July 5, 2014
Mosquito Jump - Leaving Saskatchwan
I learn to leap into the van at a running speed with vicious bugs coating my entire person, clicking my tongue urging Lexie in with me, doing my own version of a head-smashed-in mosquito jump. As I drive, clouds of mosquitoes get sucked out the window. Very early I make my way into the park. The road is rattling my fancy van to pieces, the gas level is alarming, and the sign says I am on a 30 km scenic ecotour. I could not figure out where the bison were or where the tipi camping was. It seemed to me ranchers were working the land on either side of the road. After a time of this I decided, enough was enough, I am getting out.

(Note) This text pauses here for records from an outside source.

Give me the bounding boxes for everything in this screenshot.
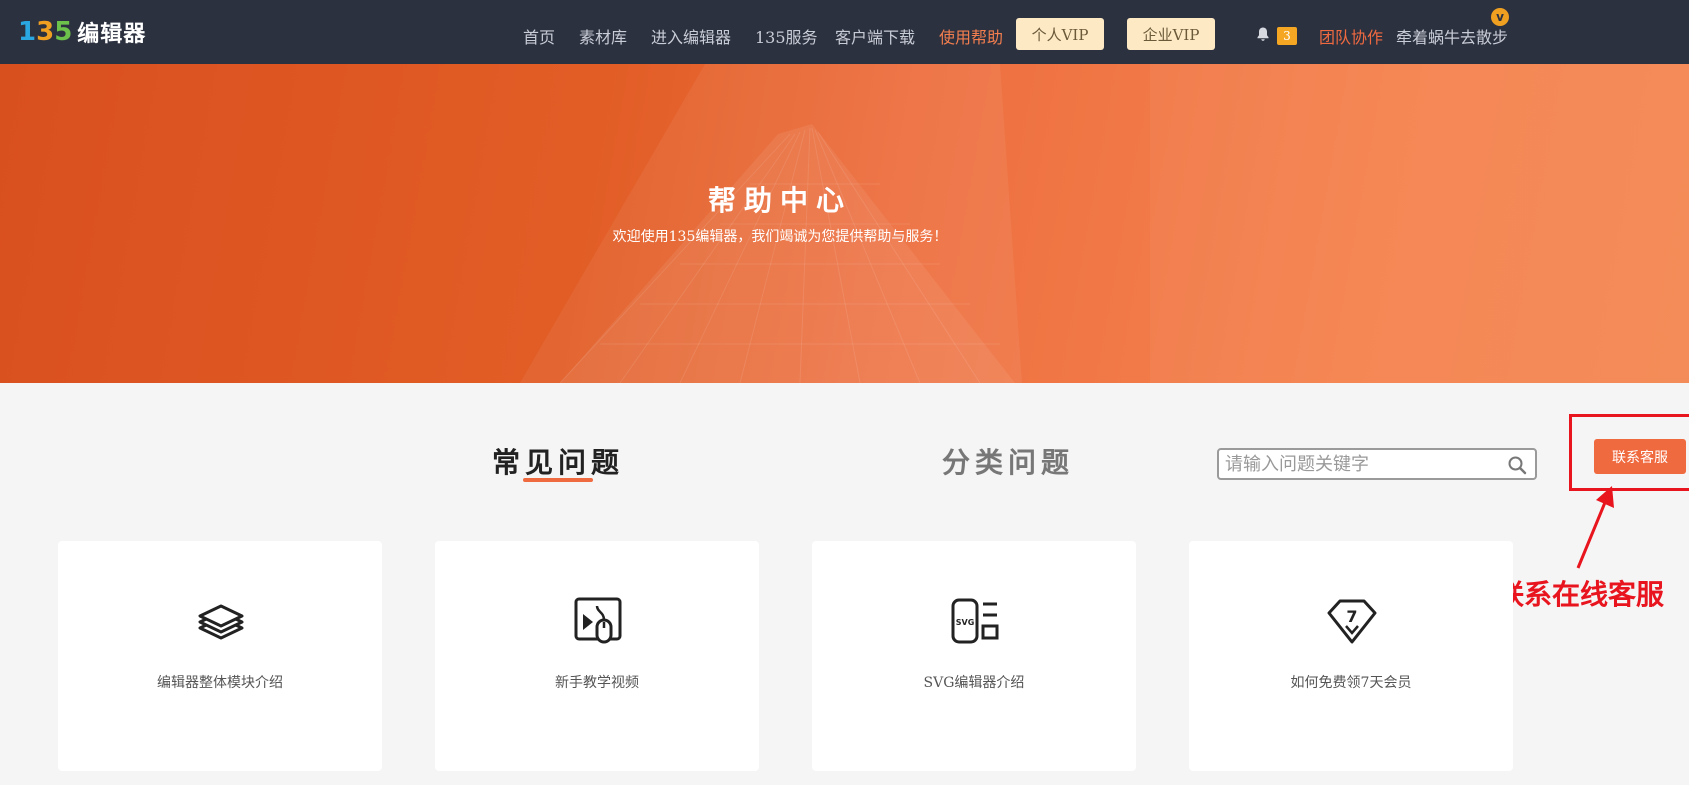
nav-enter-editor[interactable]: 进入编辑器 [651, 24, 731, 48]
annotation-label: 联系在线客服 [1496, 578, 1665, 611]
card-label: 新手教学视频 [555, 675, 639, 691]
svg-editor-icon: SVG [951, 598, 999, 644]
card-svg-editor[interactable]: SVG SVG编辑器介绍 [812, 541, 1136, 771]
banner-title: 帮助中心 [707, 184, 852, 217]
hero-banner: 帮助中心 欢迎使用135编辑器，我们竭诚为您提供帮助与服务！ [0, 64, 1689, 383]
card-label: 如何免费领7天会员 [1290, 675, 1412, 691]
notification-count-badge[interactable]: 3 [1277, 27, 1297, 45]
card-beginner-videos[interactable]: 新手教学视频 [435, 541, 759, 771]
enterprise-vip-button[interactable]: 企业VIP [1127, 18, 1215, 50]
banner-subtitle: 欢迎使用135编辑器，我们竭诚为您提供帮助与服务！ [612, 229, 948, 245]
diamond-7-icon: 7 [1327, 599, 1377, 644]
bell-icon[interactable] [1255, 26, 1271, 42]
annotation-arrow-icon [1576, 486, 1614, 569]
nav-help[interactable]: 使用帮助 [939, 24, 1003, 48]
team-collaboration-link[interactable]: 团队协作 [1319, 24, 1383, 48]
svg-text:SVG: SVG [956, 618, 975, 627]
tab-category-questions[interactable]: 分类问题 [942, 441, 1074, 481]
card-editor-modules[interactable]: 编辑器整体模块介绍 [58, 541, 382, 771]
logo[interactable]: 135 编辑器 [18, 17, 147, 47]
personal-vip-button[interactable]: 个人VIP [1016, 18, 1104, 50]
search-box [1217, 448, 1537, 480]
tab-common-questions[interactable]: 常见问题 [492, 441, 624, 481]
top-navigation-bar: 135 编辑器 首页 素材库 进入编辑器 135服务 客户端下载 使用帮助 个人… [0, 0, 1689, 64]
annotation-highlight-box [1569, 414, 1689, 491]
username-link[interactable]: 牵着蜗牛去散步 [1396, 24, 1508, 48]
logo-text: 编辑器 [77, 22, 147, 47]
building-background-image [520, 64, 1689, 383]
card-label: SVG编辑器介绍 [923, 675, 1025, 691]
card-free-membership[interactable]: 7 如何免费领7天会员 [1189, 541, 1513, 771]
search-input[interactable] [1225, 452, 1495, 476]
vip-badge-icon: v [1491, 8, 1509, 26]
svg-text:7: 7 [1346, 607, 1357, 626]
active-tab-indicator [523, 478, 593, 482]
logo-mark: 135 [18, 17, 72, 47]
layers-icon [198, 604, 244, 640]
card-label: 编辑器整体模块介绍 [157, 675, 283, 691]
nav-client-download[interactable]: 客户端下载 [835, 24, 915, 48]
nav-135-services[interactable]: 135服务 [755, 24, 818, 48]
nav-home[interactable]: 首页 [523, 24, 555, 48]
nav-materials[interactable]: 素材库 [579, 24, 627, 48]
video-tutorial-icon [574, 597, 622, 644]
search-icon[interactable] [1507, 455, 1527, 475]
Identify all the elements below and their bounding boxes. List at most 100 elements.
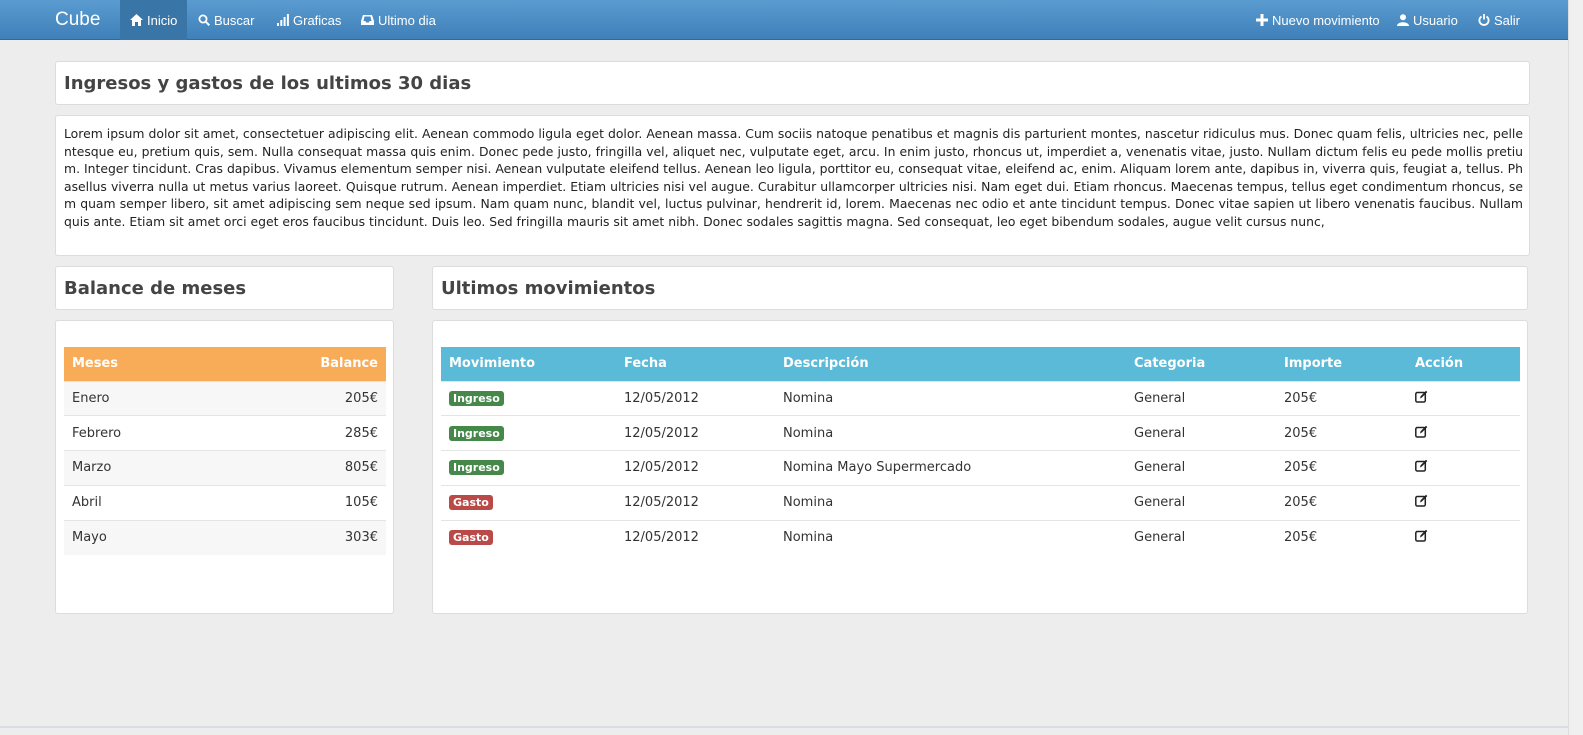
movement-type-badge: Ingreso [449, 425, 504, 441]
movement-type-badge: Gasto [449, 530, 493, 546]
description-cell: Nomina [775, 415, 1126, 451]
table-header-row: Movimiento Fecha Descripción Categoria Impor… [441, 347, 1520, 381]
plus-icon [1256, 14, 1268, 26]
movements-title: Ultimos movimientos [441, 278, 656, 299]
column-header-importe: Importe [1276, 347, 1407, 381]
column-header-balance: Balance [215, 347, 386, 381]
month-cell: Mayo [64, 519, 216, 555]
month-cell: Marzo [64, 450, 216, 486]
balance-cell: 285€ [215, 415, 386, 451]
amount-cell: 205€ [1276, 380, 1407, 416]
table-row: Ingreso 12/05/2012 Nomina General 205€ [441, 415, 1520, 451]
summary-text: Lorem ipsum dolor sit amet, consectetuer… [64, 126, 1523, 229]
summary-text-panel: Lorem ipsum dolor sit amet, consectetuer… [55, 115, 1530, 256]
column-header-descripcion: Descripción [775, 347, 1126, 381]
table-row: Enero 205€ [64, 380, 386, 416]
summary-title: Ingresos y gastos de los ultimos 30 dias [64, 73, 472, 94]
table-row: Ingreso 12/05/2012 Nomina General 205€ [441, 380, 1520, 416]
inbox-icon [361, 15, 374, 25]
edit-icon[interactable] [1415, 390, 1428, 403]
action-cell [1407, 380, 1520, 416]
category-cell: General [1126, 415, 1276, 451]
nav-item-buscar[interactable]: Buscar [198, 0, 254, 40]
date-cell: 12/05/2012 [616, 484, 775, 521]
movement-type-cell: Gasto [441, 484, 616, 521]
nav-item-label: Graficas [293, 12, 342, 28]
movement-type-cell: Ingreso [441, 415, 616, 451]
table-row: Mayo 303€ [64, 519, 386, 555]
balance-cell: 205€ [215, 380, 386, 416]
table-row: Febrero 285€ [64, 415, 386, 451]
date-cell: 12/05/2012 [616, 450, 775, 486]
balance-cell: 303€ [215, 519, 386, 555]
table-row: Gasto 12/05/2012 Nomina General 205€ [441, 484, 1520, 521]
amount-cell: 205€ [1276, 415, 1407, 451]
balance-table: Meses Balance Enero 205€ Febrero 285€ Marzo 8… [64, 347, 386, 555]
vertical-scrollbar[interactable] [1568, 0, 1583, 735]
edit-icon[interactable] [1415, 529, 1428, 543]
nav-item-graficas[interactable]: Graficas [277, 0, 341, 40]
amount-cell: 205€ [1276, 519, 1407, 555]
description-cell: Nomina Mayo Supermercado [775, 450, 1126, 486]
movement-type-cell: Gasto [441, 519, 616, 555]
category-cell: General [1126, 484, 1276, 521]
signal-icon [277, 14, 289, 26]
table-row: Marzo 805€ [64, 450, 386, 486]
date-cell: 12/05/2012 [616, 415, 775, 451]
month-cell: Febrero [64, 415, 216, 451]
movement-type-badge: Gasto [449, 495, 493, 511]
balance-title-panel: Balance de meses [55, 266, 394, 310]
column-header-fecha: Fecha [616, 347, 775, 381]
month-cell: Enero [64, 380, 216, 416]
column-header-accion: Acción [1407, 347, 1520, 381]
movements-table-panel: Movimiento Fecha Descripción Categoria Impor… [432, 320, 1528, 614]
month-cell: Abril [64, 484, 216, 521]
page-footer-line [0, 726, 1568, 728]
nav-item-label: Nuevo movimiento [1272, 12, 1380, 28]
edit-icon[interactable] [1415, 425, 1428, 438]
description-cell: Nomina [775, 519, 1126, 555]
balance-cell: 805€ [215, 450, 386, 486]
column-header-meses: Meses [64, 347, 216, 381]
balance-cell: 105€ [215, 484, 386, 521]
movement-type-cell: Ingreso [441, 450, 616, 486]
nav-item-label: Ultimo dia [378, 12, 436, 28]
action-cell [1407, 484, 1520, 521]
column-header-categoria: Categoria [1126, 347, 1276, 381]
movement-type-cell: Ingreso [441, 380, 616, 416]
nav-item-label: Usuario [1413, 12, 1458, 28]
power-icon [1478, 14, 1490, 26]
user-icon [1397, 14, 1409, 26]
edit-icon[interactable] [1415, 494, 1428, 508]
movement-type-badge: Ingreso [449, 460, 504, 476]
balance-title: Balance de meses [64, 278, 247, 299]
summary-title-panel: Ingresos y gastos de los ultimos 30 dias [55, 61, 1530, 105]
nav-item-inicio[interactable]: Inicio [120, 0, 187, 40]
table-row: Abril 105€ [64, 484, 386, 521]
nav-item-usuario[interactable]: Usuario [1397, 0, 1458, 40]
movement-type-badge: Ingreso [449, 390, 504, 406]
movements-title-panel: Ultimos movimientos [432, 266, 1528, 310]
search-icon [198, 14, 210, 26]
nav-item-label: Inicio [147, 12, 178, 28]
amount-cell: 205€ [1276, 484, 1407, 521]
table-row: Ingreso 12/05/2012 Nomina Mayo Supermercad… [441, 450, 1520, 486]
home-icon [130, 14, 143, 26]
nav-item-label: Buscar [214, 12, 255, 28]
edit-icon[interactable] [1415, 459, 1428, 473]
balance-table-panel: Meses Balance Enero 205€ Febrero 285€ Marzo 8… [55, 320, 394, 614]
nav-item-nuevo-movimiento[interactable]: Nuevo movimiento [1256, 0, 1380, 40]
table-header-row: Meses Balance [64, 347, 386, 381]
action-cell [1407, 415, 1520, 451]
column-header-movimiento: Movimiento [441, 347, 616, 381]
date-cell: 12/05/2012 [616, 519, 775, 555]
brand-logo[interactable]: Cube [55, 9, 100, 31]
action-cell [1407, 450, 1520, 486]
nav-item-ultimo-dia[interactable]: Ultimo dia [361, 0, 436, 40]
action-cell [1407, 519, 1520, 555]
description-cell: Nomina [775, 484, 1126, 521]
category-cell: General [1126, 380, 1276, 416]
description-cell: Nomina [775, 380, 1126, 416]
category-cell: General [1126, 450, 1276, 486]
nav-item-salir[interactable]: Salir [1478, 0, 1520, 40]
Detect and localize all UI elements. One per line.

What if I have a flat? I understand that the night before has given me taste enough of what this place is about. I turn around. I pass three men with Metis-type faces and handle-bar moustaches examining what looked like dirt on the side of the road. They could have been from a heritage sepia-toned photograph. Gratefully I make my way past Val Marie as dawn advances. Lexie and I stop for breakfast and I see an antelocapre bound away with a tail like a huge pom-pom. I have heard the lower highway is open in spite of the flooding, from two reliable sources and decide to take the more scenic route. Initially it was little towns but as I progressed I saw wheat farms with huge moonscape-type vehicles transition into oil drilling bobbing donkey-thingies, miles of them, stretching endlessly, and many are in the wheat fields. Gluten-free anyone? The tall stacks blowing fire was an indication there was fracking here and I pass two of these. The ponds seem to sport the occasional reluctant duck and the air smells wrong. I start to feel an urgency to cross the border.